I called her cardiologist to explain the request never expecting the reaction I received. He is successful and experienced but when I brought it up he became anxious, angry and defensive. Why? He said he was leaving the case! I begged him not to and called the cardiologist she requested for a second opinion.

“We do not do in-hospital second opinions because we wish to maintain collegiality. Let her call my office when she is home and we will see her as an outpatient.” She called that office for an appointment and was told the next appointment is in six months. I called three other groups and received the same answer of no second opinions on inpatients to maintain collegiality.

As a primary care, physician my decisions are questioned and second guessed daily. Dr Google, Dr Cousin in NY or Boston, retired neighbor doctor offer opinions on my care regularly. It comes with the territory.

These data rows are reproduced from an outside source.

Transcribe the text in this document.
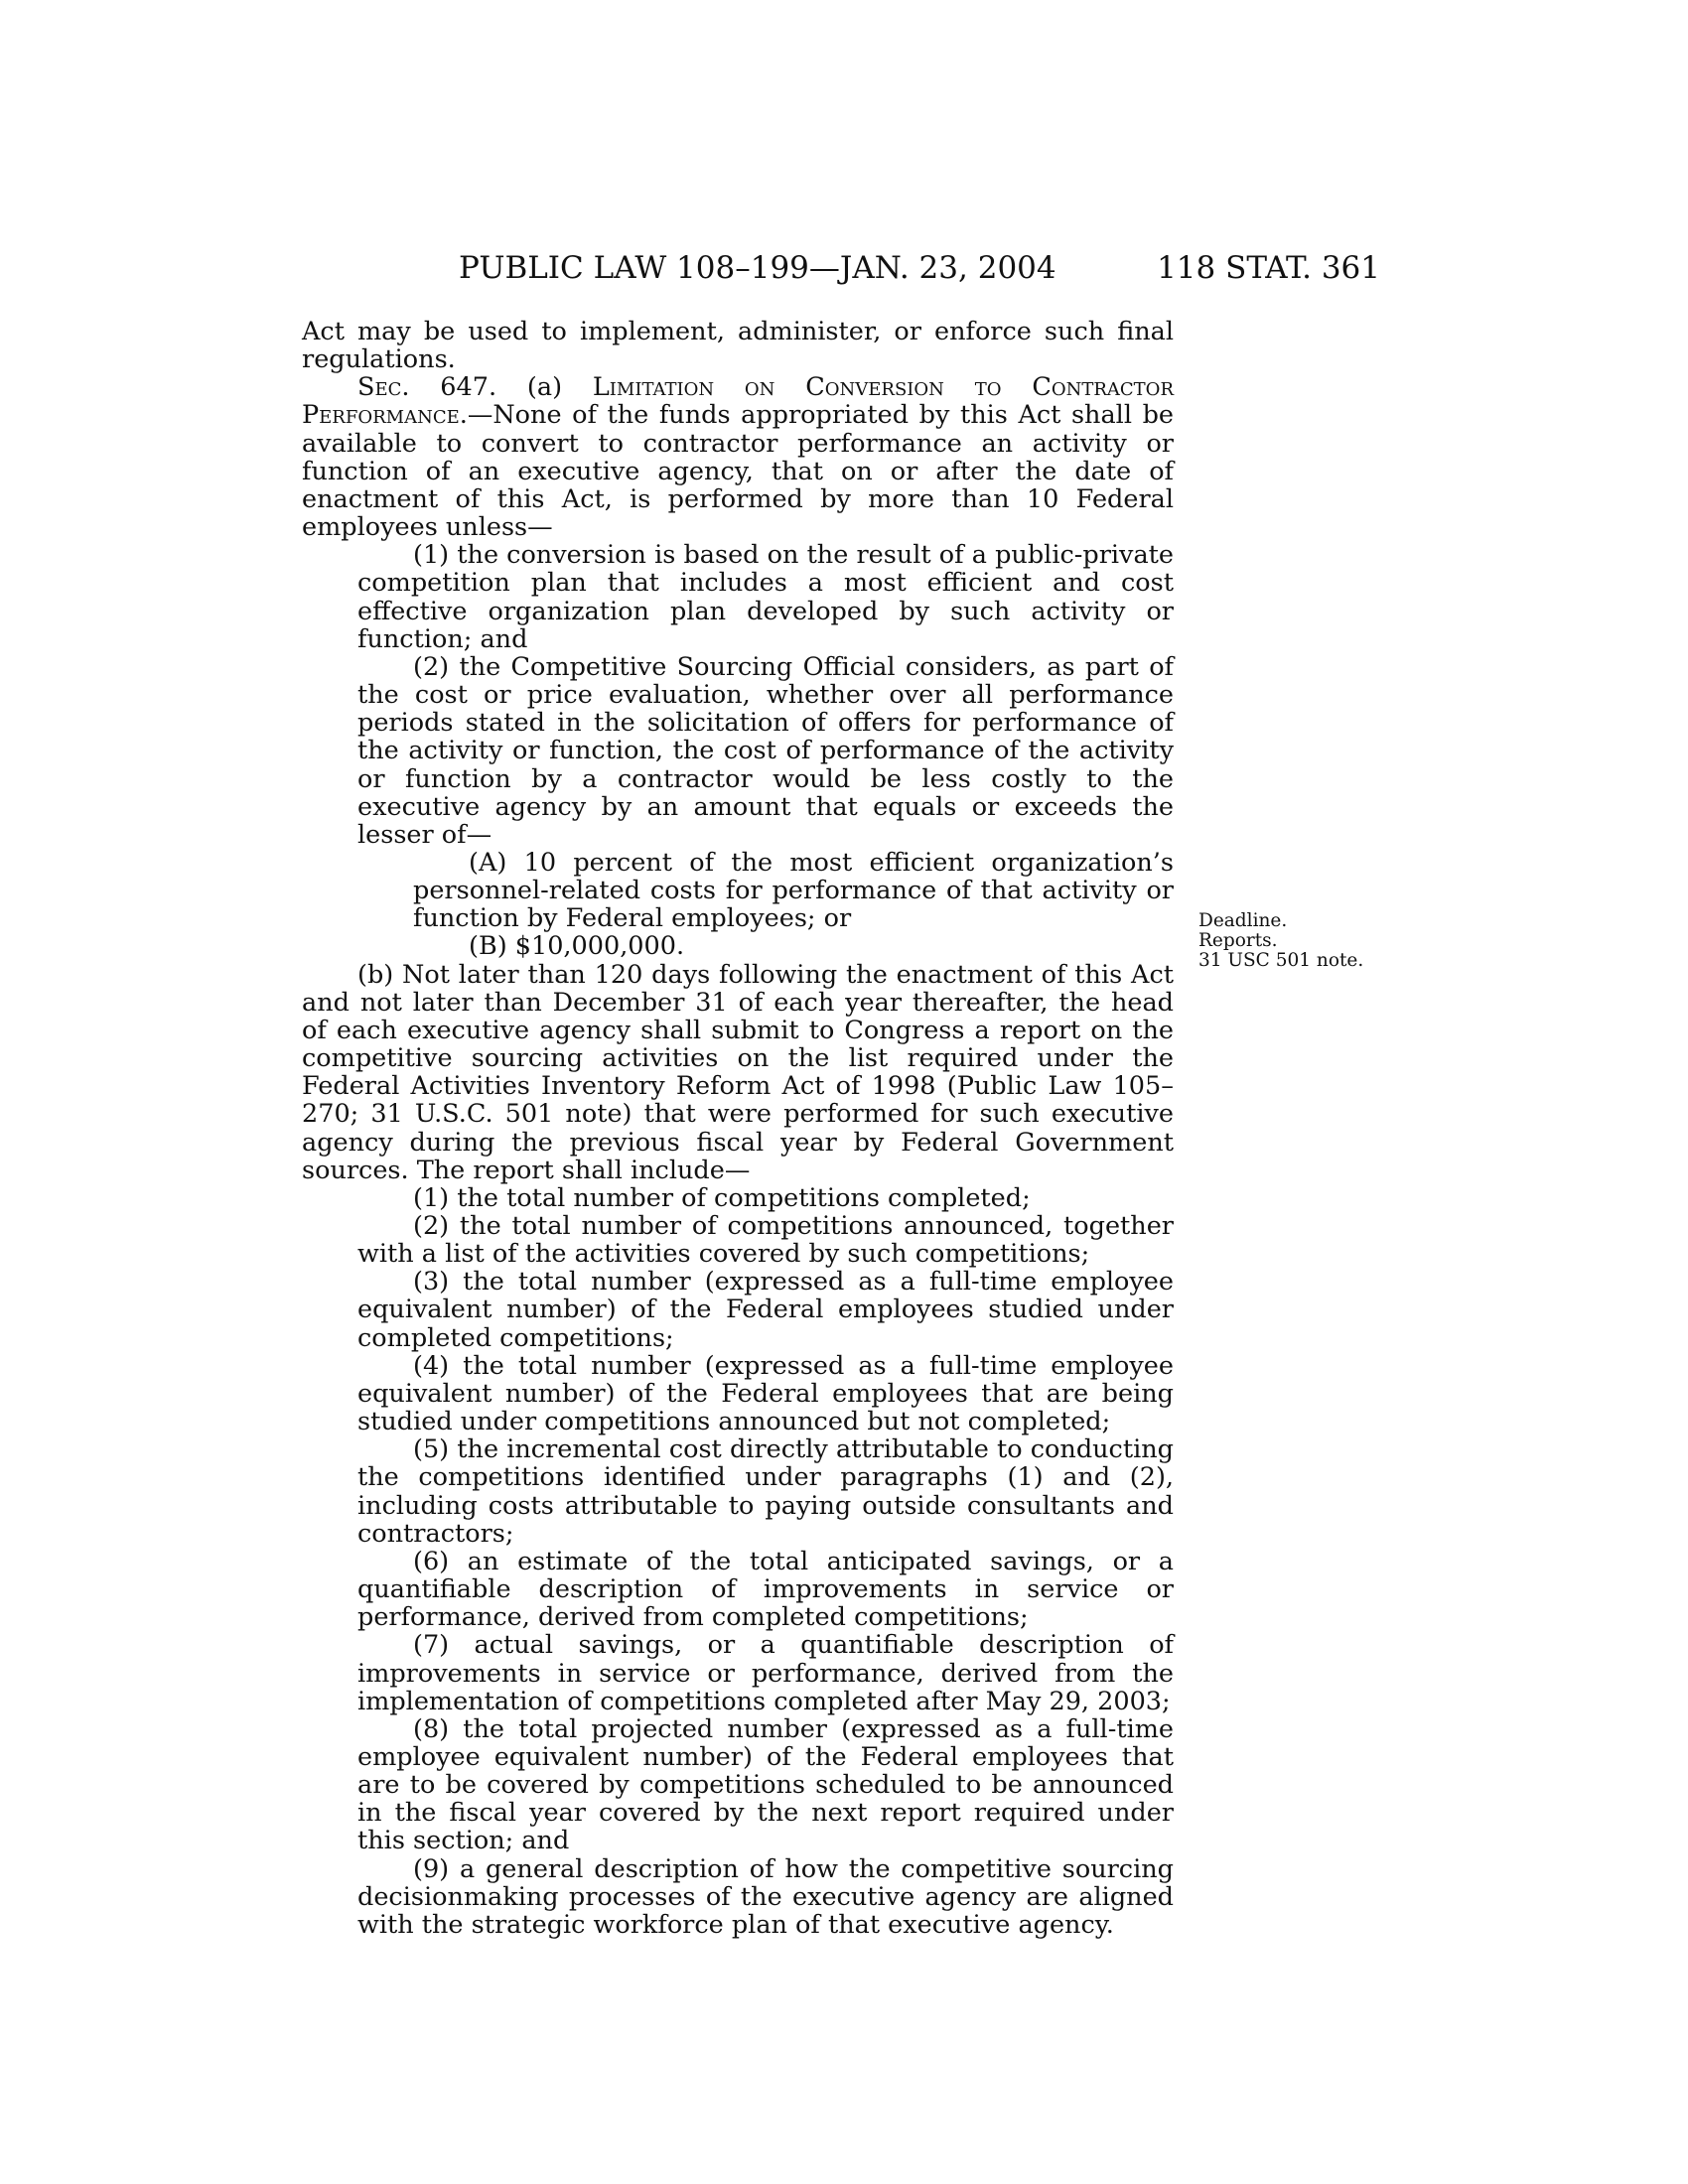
PUBLIC LAW 108–199—JAN. 23, 2004	118 STAT. 361

Act may be used to implement, administer, or enforce such final regulations.

Sec. 647. (a) Limitation on Conversion to Contractor Performance.—None of the funds appropriated by this Act shall be available to convert to contractor performance an activity or function of an executive agency, that on or after the date of enactment of this Act, is performed by more than 10 Federal employees unless—

(1) the conversion is based on the result of a public-private competition plan that includes a most efficient and cost effective organization plan developed by such activity or function; and

(2) the Competitive Sourcing Official considers, as part of the cost or price evaluation, whether over all performance periods stated in the solicitation of offers for performance of the activity or function, the cost of performance of the activity or function by a contractor would be less costly to the executive agency by an amount that equals or exceeds the lesser of—

(A) 10 percent of the most efficient organization’s personnel-related costs for performance of that activity or function by Federal employees; or

(B) $10,000,000.

(b) Not later than 120 days following the enactment of this Act and not later than December 31 of each year thereafter, the head of each executive agency shall submit to Congress a report on the competitive sourcing activities on the list required under the Federal Activities Inventory Reform Act of 1998 (Public Law 105–270; 31 U.S.C. 501 note) that were performed for such executive agency during the previous fiscal year by Federal Government sources. The report shall include—

(1) the total number of competitions completed;

(2) the total number of competitions announced, together with a list of the activities covered by such competitions;

(3) the total number (expressed as a full-time employee equivalent number) of the Federal employees studied under completed competitions;

(4) the total number (expressed as a full-time employee equivalent number) of the Federal employees that are being studied under competitions announced but not completed;

(5) the incremental cost directly attributable to conducting the competitions identified under paragraphs (1) and (2), including costs attributable to paying outside consultants and contractors;

(6) an estimate of the total anticipated savings, or a quantifiable description of improvements in service or performance, derived from completed competitions;

(7) actual savings, or a quantifiable description of improvements in service or performance, derived from the implementation of competitions completed after May 29, 2003;

(8) the total projected number (expressed as a full-time employee equivalent number) of the Federal employees that are to be covered by competitions scheduled to be announced in the fiscal year covered by the next report required under this section; and

(9) a general description of how the competitive sourcing decisionmaking processes of the executive agency are aligned with the strategic workforce plan of that executive agency.

Deadline.
Reports.
31 USC 501 note.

An anxious fit senior citizen suffering a frightening and unexpected heart malady should be able to obtain a second opinion without threatening the egos or collegiality of professionals. I called the medical staff office and hospital administration for help and was told to work it out with my colleagues.

As we examine our dysfunctional health system, we are quick to blame insurers, big pharmacy and government interference. Medical doctors are not without blame.